Shortly to return home on leave, he now asked his wife to organise meetings and dinners with the great and the good. He was particularly upset about plans to abolish the Royal Naval Division which he had sent to Antwerp in October 1914 and which had served with distinction in Gallipoli. Clemmie sagely advised him not to lapse into recrimination but, rather, to write friendly letters to the Prime Minister (“With him it is so much out of sight out of mind”). She was doing her best, hosting a dinner on 25 February of which she wrote: “You will be interested to hear that the old sybarite [Asquith] thoroughly enjoyed himself. The food was good & afterwards there were two tables at bridge. The P.M. won a little money & went home in high good humour.”

Dinner parties? Bridge? A little light gambling? Tell that, one might say, to those at sea. Those at sea found themselves this week absolutely at the sharp end of suffering. On 27 February, two British ships were struck by mines in the Dover Straits. P&O liner Maloja left Tilbury for Bombay with 122 passengers, government and military personnel and civilians including women and children. Fearing an enemy attack, it was steaming with lifeboats already in position, but that could not save it. Once it struck the mine, its engine room rapidly flooded and so the ship could not slow down. This, and its listing, meant only three or four lifeboats were launched. Maloja sank in twenty-four minutes and 155 lives were lost.

Most terribly of all, the French troopship Provence II, used in the Gallipoli and Macedonia campaigns, had been torpedoed in the Mediterranean the previous day. It had been spotted, en route for Salonika, by U-35 under the command of the brilliant Lothar von Arnauld de la Periere, an aristocratic German of French descent. At least 1,700 troops were on board. The rapid listing made the launching of lifeboats impossible. Only 742 survivors, clinging to rafts, were picked up.

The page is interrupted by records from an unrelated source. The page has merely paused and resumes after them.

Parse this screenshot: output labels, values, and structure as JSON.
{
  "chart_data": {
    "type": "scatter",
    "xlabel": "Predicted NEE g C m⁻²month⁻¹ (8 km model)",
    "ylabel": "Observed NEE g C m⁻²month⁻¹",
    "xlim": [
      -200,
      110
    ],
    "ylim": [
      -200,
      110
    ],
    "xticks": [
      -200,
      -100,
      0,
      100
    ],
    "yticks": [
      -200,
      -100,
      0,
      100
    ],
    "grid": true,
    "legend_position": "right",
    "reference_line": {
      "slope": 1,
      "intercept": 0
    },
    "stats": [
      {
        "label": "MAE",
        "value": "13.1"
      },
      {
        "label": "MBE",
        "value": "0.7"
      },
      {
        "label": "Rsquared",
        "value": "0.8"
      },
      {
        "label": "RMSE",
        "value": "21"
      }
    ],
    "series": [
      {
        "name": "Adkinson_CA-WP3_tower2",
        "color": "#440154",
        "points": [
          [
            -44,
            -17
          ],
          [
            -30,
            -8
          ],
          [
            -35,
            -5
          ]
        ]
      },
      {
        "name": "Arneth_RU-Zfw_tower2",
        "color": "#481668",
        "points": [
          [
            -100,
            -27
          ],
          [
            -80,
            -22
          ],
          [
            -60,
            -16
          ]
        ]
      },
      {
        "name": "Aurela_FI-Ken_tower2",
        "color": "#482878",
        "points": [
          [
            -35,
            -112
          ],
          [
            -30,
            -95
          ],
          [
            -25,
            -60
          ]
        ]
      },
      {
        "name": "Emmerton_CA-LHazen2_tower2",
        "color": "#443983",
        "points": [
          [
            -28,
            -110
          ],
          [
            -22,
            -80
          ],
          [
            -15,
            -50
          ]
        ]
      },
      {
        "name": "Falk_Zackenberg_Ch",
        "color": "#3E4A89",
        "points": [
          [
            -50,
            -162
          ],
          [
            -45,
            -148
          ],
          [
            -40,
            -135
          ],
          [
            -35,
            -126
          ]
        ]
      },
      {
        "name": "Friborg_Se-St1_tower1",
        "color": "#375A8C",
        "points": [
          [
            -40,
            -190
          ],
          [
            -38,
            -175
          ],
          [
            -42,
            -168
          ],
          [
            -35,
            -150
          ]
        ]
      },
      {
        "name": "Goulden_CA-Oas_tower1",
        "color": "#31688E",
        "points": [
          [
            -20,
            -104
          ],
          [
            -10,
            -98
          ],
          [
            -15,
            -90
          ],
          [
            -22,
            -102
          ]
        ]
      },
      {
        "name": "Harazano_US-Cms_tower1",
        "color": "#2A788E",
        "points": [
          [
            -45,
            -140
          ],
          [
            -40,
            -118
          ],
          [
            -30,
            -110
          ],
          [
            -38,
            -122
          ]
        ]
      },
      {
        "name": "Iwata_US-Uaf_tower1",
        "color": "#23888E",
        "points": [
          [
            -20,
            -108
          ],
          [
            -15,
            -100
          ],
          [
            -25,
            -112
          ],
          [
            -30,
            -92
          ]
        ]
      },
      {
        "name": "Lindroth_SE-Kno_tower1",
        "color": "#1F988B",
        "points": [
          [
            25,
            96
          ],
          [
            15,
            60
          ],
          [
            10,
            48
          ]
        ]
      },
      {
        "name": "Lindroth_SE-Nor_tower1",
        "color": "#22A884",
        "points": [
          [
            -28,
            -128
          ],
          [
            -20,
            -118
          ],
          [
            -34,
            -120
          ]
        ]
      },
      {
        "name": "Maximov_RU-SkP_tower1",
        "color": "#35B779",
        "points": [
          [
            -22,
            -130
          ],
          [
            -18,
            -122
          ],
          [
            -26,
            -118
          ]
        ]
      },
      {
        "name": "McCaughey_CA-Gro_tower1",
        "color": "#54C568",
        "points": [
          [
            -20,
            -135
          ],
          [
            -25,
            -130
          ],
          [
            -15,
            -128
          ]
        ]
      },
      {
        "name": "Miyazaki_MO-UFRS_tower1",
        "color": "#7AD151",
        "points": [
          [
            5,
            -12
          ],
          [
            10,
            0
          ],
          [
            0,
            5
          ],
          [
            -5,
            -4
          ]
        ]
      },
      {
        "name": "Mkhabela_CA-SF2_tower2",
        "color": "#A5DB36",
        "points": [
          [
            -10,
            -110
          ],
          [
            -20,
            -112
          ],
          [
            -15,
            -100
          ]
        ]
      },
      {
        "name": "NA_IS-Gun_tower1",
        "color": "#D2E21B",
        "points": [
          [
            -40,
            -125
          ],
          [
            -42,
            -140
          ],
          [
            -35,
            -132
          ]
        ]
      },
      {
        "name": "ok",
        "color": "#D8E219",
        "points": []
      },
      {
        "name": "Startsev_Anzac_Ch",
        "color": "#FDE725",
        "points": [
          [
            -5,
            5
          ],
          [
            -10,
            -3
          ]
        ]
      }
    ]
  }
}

This was a scarcely imaginable catastrophe inflicted upon a nation already traumatised by Verdun. The Sydney Herald later reported:

M. Bokanowski, a French Deputy, who is one of the survivors of the French auxiliary cruiser Provence, narrates that a battalion of the 3rd Colonial Infantry was aboard. There was no lamentation, and there was no panic, though the ship was sinking rapidly and the boilers exploding. Captain Vesco, he states, remained on the bridge, calmly giving orders, and finally cried, ‘Adieu, mes enfants’. The men clustered on the foredeck, and replied, ‘Vive la France’. Then the Provence made a sudden plunge, and the foredeck rose perpendicularly above the water. A British patrol and a French torpedo boat picked up the survivors after they had been eighteen hours on the water. Many died or went mad before the rescue ships arrived.